These speeches that kill | The Press

What is going on in the head of a young white man who, on a beautiful Saturday afternoon, draws his gun in a grocery store in a popular neighborhood of Buffalo frequented mainly by blacks and kills 10 people?

Posted at 7:00 a.m.

While we still mourn the innocent victims of the terrible racist attack in Buffalo, the reassuring response is to say that it is an “isolated act”, committed by a “crazy” supremacist and that we are safe from this type of violent extremism on this side of the border.

The attack on the great mosque of Quebec showed us in a cruel way that we are unfortunately safe from nothing.

Like the Christchurch bomber who denounced so-called ‘white genocide’, the alleged Buffalo bomber posted a hate-filled manifesto online ‘cut and pasted’ watering the racist theory of the “great replacement”. According to this far-right conspiracy theory with very old roots and multiple hateful variations, there is a secret plan of the multicultural elites so that white people are “replaced” by people from minorities. Hence the importance for supremacist heroes to defend themselves against these “foreign bodies” which risk annihilating them.

“It’s the idea that inspires the most mass killings in white supremacist circles right now,” the New York Times Heidi Beirich, co-founder of the Global Project Against Hate and Extremism at the University of Michigan1.

What is particularly worrying is that this killing theory, once associated with the most radical fringes of the extreme right, is more than ever normalized by right-wing media and politicians who exploit the fears of the population in front of the demographic changes and the arrival of migrants, as my colleague Richard Hétu observed on Monday2.

The “great replacement” theory, repopularized in France by the author Renaud Camus in the early 2010s, is no longer only promoted in the dark shadows of the web, but also by mainstream media.
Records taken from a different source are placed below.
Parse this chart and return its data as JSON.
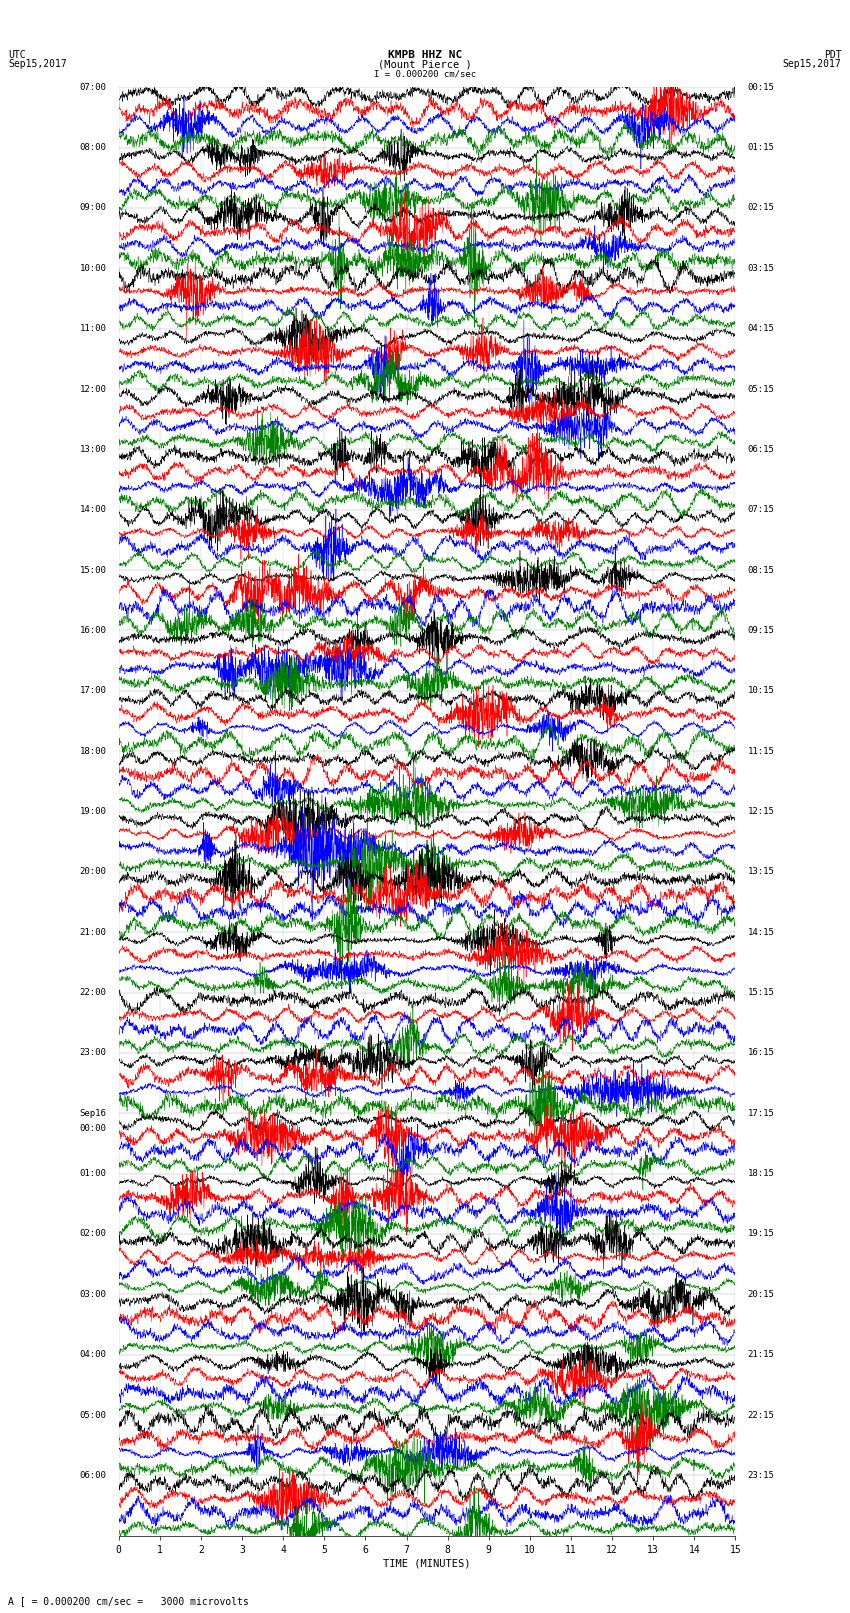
{
  "title_line1": "KMPB HHZ NC",
  "title_line2": "(Mount Pierce )",
  "title_line3": "I = 0.000200 cm/sec",
  "label_left_top1": "UTC",
  "label_left_top2": "Sep15,2017",
  "label_right_top1": "PDT",
  "label_right_top2": "Sep15,2017",
  "xlabel": "TIME (MINUTES)",
  "footnote": "A [ = 0.000200 cm/sec =   3000 microvolts",
  "trace_colors": [
    "black",
    "red",
    "blue",
    "green"
  ],
  "duration_minutes": 15,
  "left_times_utc": [
    "07:00",
    "",
    "",
    "",
    "08:00",
    "",
    "",
    "",
    "09:00",
    "",
    "",
    "",
    "10:00",
    "",
    "",
    "",
    "11:00",
    "",
    "",
    "",
    "12:00",
    "",
    "",
    "",
    "13:00",
    "",
    "",
    "",
    "14:00",
    "",
    "",
    "",
    "15:00",
    "",
    "",
    "",
    "16:00",
    "",
    "",
    "",
    "17:00",
    "",
    "",
    "",
    "18:00",
    "",
    "",
    "",
    "19:00",
    "",
    "",
    "",
    "20:00",
    "",
    "",
    "",
    "21:00",
    "",
    "",
    "",
    "22:00",
    "",
    "",
    "",
    "23:00",
    "",
    "",
    "",
    "Sep16",
    "00:00",
    "",
    "",
    "01:00",
    "",
    "",
    "",
    "02:00",
    "",
    "",
    "",
    "03:00",
    "",
    "",
    "",
    "04:00",
    "",
    "",
    "",
    "05:00",
    "",
    "",
    "",
    "06:00",
    "",
    "",
    ""
  ],
  "right_times_pdt": [
    "00:15",
    "",
    "",
    "",
    "01:15",
    "",
    "",
    "",
    "02:15",
    "",
    "",
    "",
    "03:15",
    "",
    "",
    "",
    "04:15",
    "",
    "",
    "",
    "05:15",
    "",
    "",
    "",
    "06:15",
    "",
    "",
    "",
    "07:15",
    "",
    "",
    "",
    "08:15",
    "",
    "",
    "",
    "09:15",
    "",
    "",
    "",
    "10:15",
    "",
    "",
    "",
    "11:15",
    "",
    "",
    "",
    "12:15",
    "",
    "",
    "",
    "13:15",
    "",
    "",
    "",
    "14:15",
    "",
    "",
    "",
    "15:15",
    "",
    "",
    "",
    "16:15",
    "",
    "",
    "",
    "17:15",
    "",
    "",
    "",
    "18:15",
    "",
    "",
    "",
    "19:15",
    "",
    "",
    "",
    "20:15",
    "",
    "",
    "",
    "21:15",
    "",
    "",
    "",
    "22:15",
    "",
    "",
    "",
    "23:15",
    "",
    "",
    ""
  ],
  "bg_color": "white",
  "font_size_title": 8,
  "font_size_axis": 7,
  "font_size_time": 6.5,
  "noise_seed": 42
}
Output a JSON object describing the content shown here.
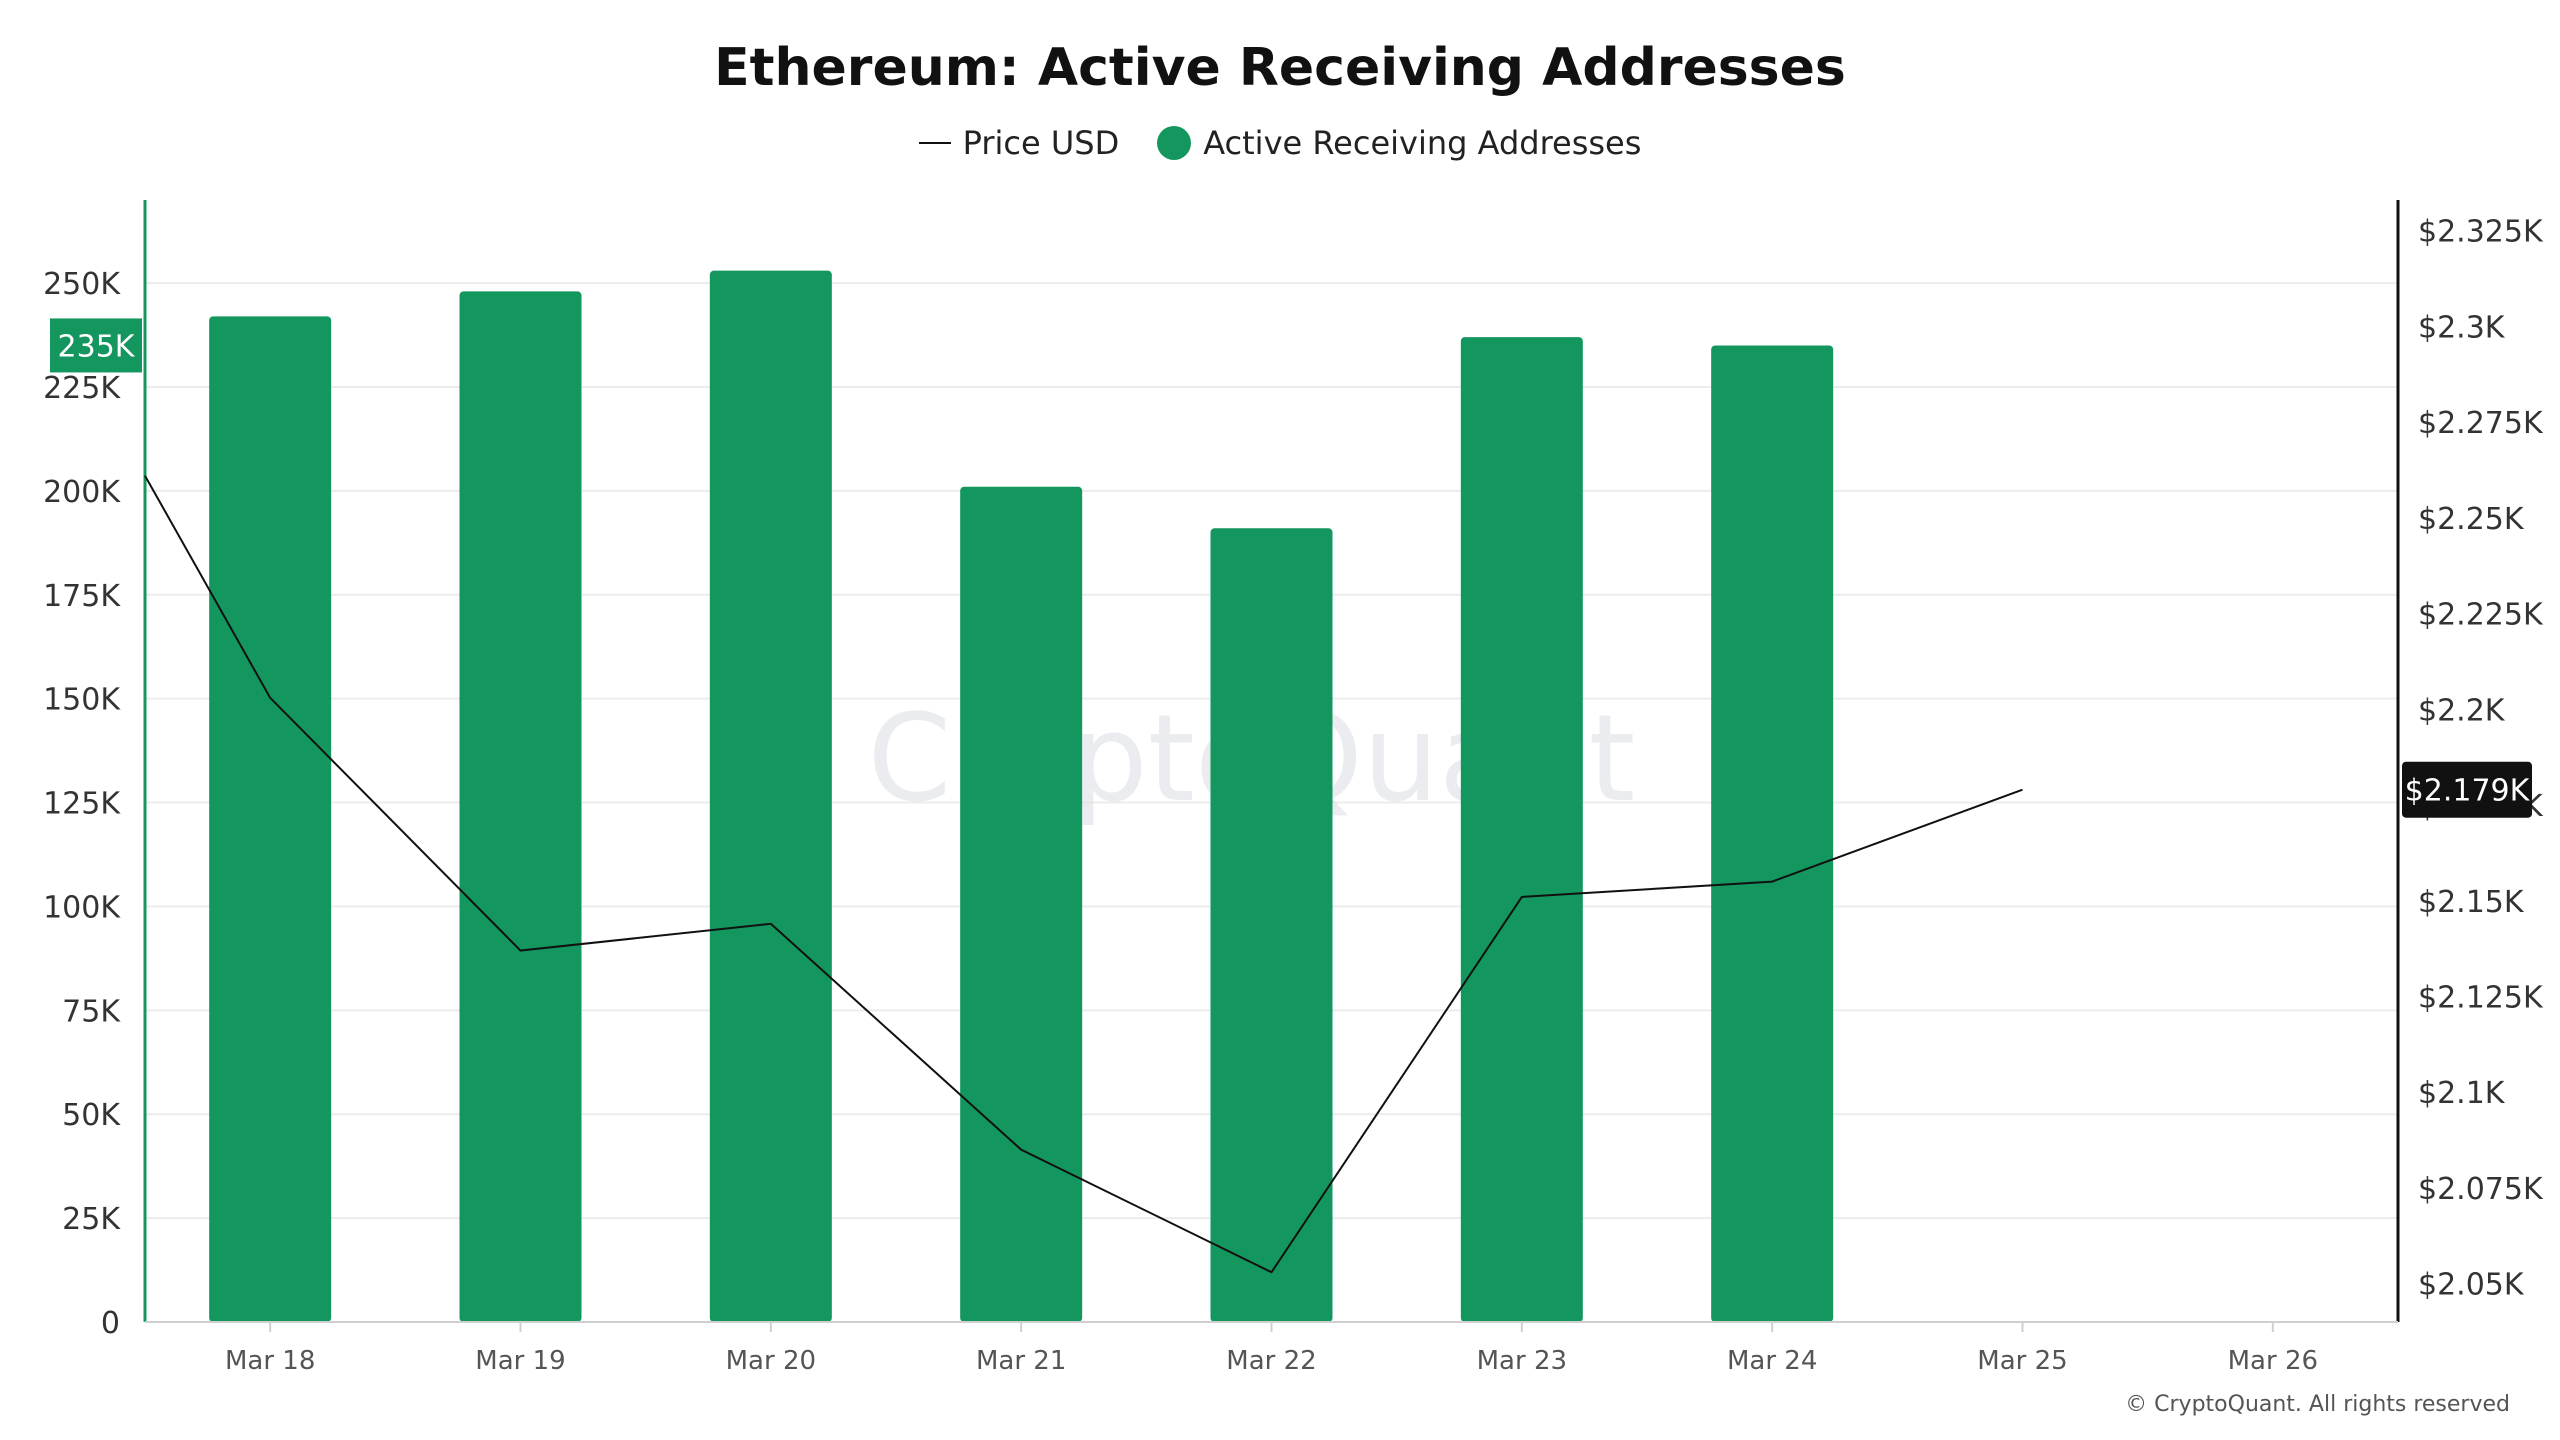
{
  "chart_data": {
    "type": "bar",
    "title": "Ethereum: Active Receiving Addresses",
    "categories": [
      "Mar 18",
      "Mar 19",
      "Mar 20",
      "Mar 21",
      "Mar 22",
      "Mar 23",
      "Mar 24",
      "Mar 25",
      "Mar 26"
    ],
    "series": [
      {
        "name": "Active Receiving Addresses",
        "type": "bar",
        "axis": "left",
        "color": "#14975F",
        "values": [
          242000,
          248000,
          253000,
          201000,
          191000,
          237000,
          235000,
          null,
          null
        ]
      },
      {
        "name": "Price USD",
        "type": "line",
        "axis": "right",
        "color": "#111111",
        "values": [
          2203,
          2137,
          2144,
          2085,
          2053,
          2151,
          2155,
          2179,
          null
        ]
      }
    ],
    "left_axis": {
      "ylim": [
        0,
        270000
      ],
      "ticks": [
        0,
        25000,
        50000,
        75000,
        100000,
        125000,
        150000,
        175000,
        200000,
        225000,
        250000
      ],
      "tick_labels": [
        "0",
        "25K",
        "50K",
        "75K",
        "100K",
        "125K",
        "150K",
        "175K",
        "200K",
        "225K",
        "250K"
      ],
      "current_label": "235K",
      "current_value": 235000
    },
    "right_axis": {
      "ylim": [
        2040,
        2333
      ],
      "ticks": [
        2050,
        2075,
        2100,
        2125,
        2150,
        2175,
        2200,
        2225,
        2250,
        2275,
        2300,
        2325
      ],
      "tick_labels": [
        "$2.05K",
        "$2.075K",
        "$2.1K",
        "$2.125K",
        "$2.15K",
        "$2.175K",
        "$2.2K",
        "$2.225K",
        "$2.25K",
        "$2.275K",
        "$2.3K",
        "$2.325K"
      ],
      "current_label": "$2.179K",
      "current_value": 2179
    },
    "price_start_value": 2261,
    "legend_position": "top-center",
    "grid": true
  },
  "watermark": "CryptoQuant",
  "footer": "© CryptoQuant. All rights reserved",
  "colors": {
    "bar": "#14975F",
    "line": "#111111",
    "grid": "#ececec",
    "axis_left": "#14975F",
    "axis_right": "#111111"
  }
}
This is probably not unrelated to the fact that one in three Americans today believe that a Machiavellian plan is being deployed “to replace native-born Americans with immigrants in order to obtain electoral gains”, as the reports a recent Associated Press poll3. Unsurprisingly, viewers loyal to right-wing outlets like Fox News are more likely to believe the “great replacement” theory than those who tune in to a channel like CNN.

On this side of the border, the adhesion to this deadly theory without any foundation is also very worrying. One in five Canadians believe in the “great replacement”, according to a survey by the UNESCO Chair in the Prevention of Radicalization and Violent Extremism conducted in June 2021.

The exact statement of the poll was as follows: “Immigration is deliberately organized by our political, intellectual and media elites to ultimately lead to the replacement of the Canadian population by an immigrant population”. If 21% of Canadians believe that such a thing is true, support is a little lower in Quebec, at 15%, which is no less alarming.

“These theories are gaining public space. Even when we remove the conspiratorial dimension of the theory – the fact that it is “organized” – the idea that white populations are being replaced by immigrant populations and losing their values, their identity, is very popular and well established,” observes David Morin, professor at the University of Sherbrooke and holder of the UNESCO Chair in the prevention of violent radicalization and extremism.

We saw this in particular during the presidential campaign in France with Éric Zemmour, who campaigned by raising the specter of the “great replacement”, and Marine Le Pen, who spoke of “migratory submersion”. We also see it in Quebec with Éric Duhaime and his concept of “civilizational compatibility”.

It is not forbidden to discuss immigration and demographics. But this fundamentally racist way of constructing the story poses a problem, underlines David Morin.

There is a trivialization of this racist discourse in the public space when we act as if everything that is not white is a foreign body to the nation.

David Morin, professor at the University of Sherbrooke and holder of the UNESCO Chair in the Prevention of Radicalization and Violent Extremism

We are on the wrong track by dissociating the passage to violent action from the polarizing discourse that underlies it. The two are connected. We cannot dispense with a reflection on this subject by telling ourselves that it is just “an opinion” like any other and by denying that it is the symbolic violence of a discourse that ends up justifying physical violence.

As the director of the Canadian Security Intelligence Service (CSIS) recently pointed out, we are currently witnessing a rise in violent extremism of an ideological nature in the country. Taken together, the pandemic, the growing influence of social media and the spread of conspiracy theories have created a perfect cocktail for extremists and an environment “likely to encourage the perpetration of acts of violence”. The threat is notably fueled by racist and anti-authority extremist opinions4.

The threat posed by the far right is just as great as that posed by jihadism. The difference ? “The extreme right in the broad sense has a capacity to destabilize our Western societies greater than that of jihadism, believes David Morin. Why ? Because she walks beside people who can take power. Historically, it is majorities that bring down democracies. Not the minorities. »

In short, these far-right speeches that kill should worry us much more than Wokism, which has never killed anyone.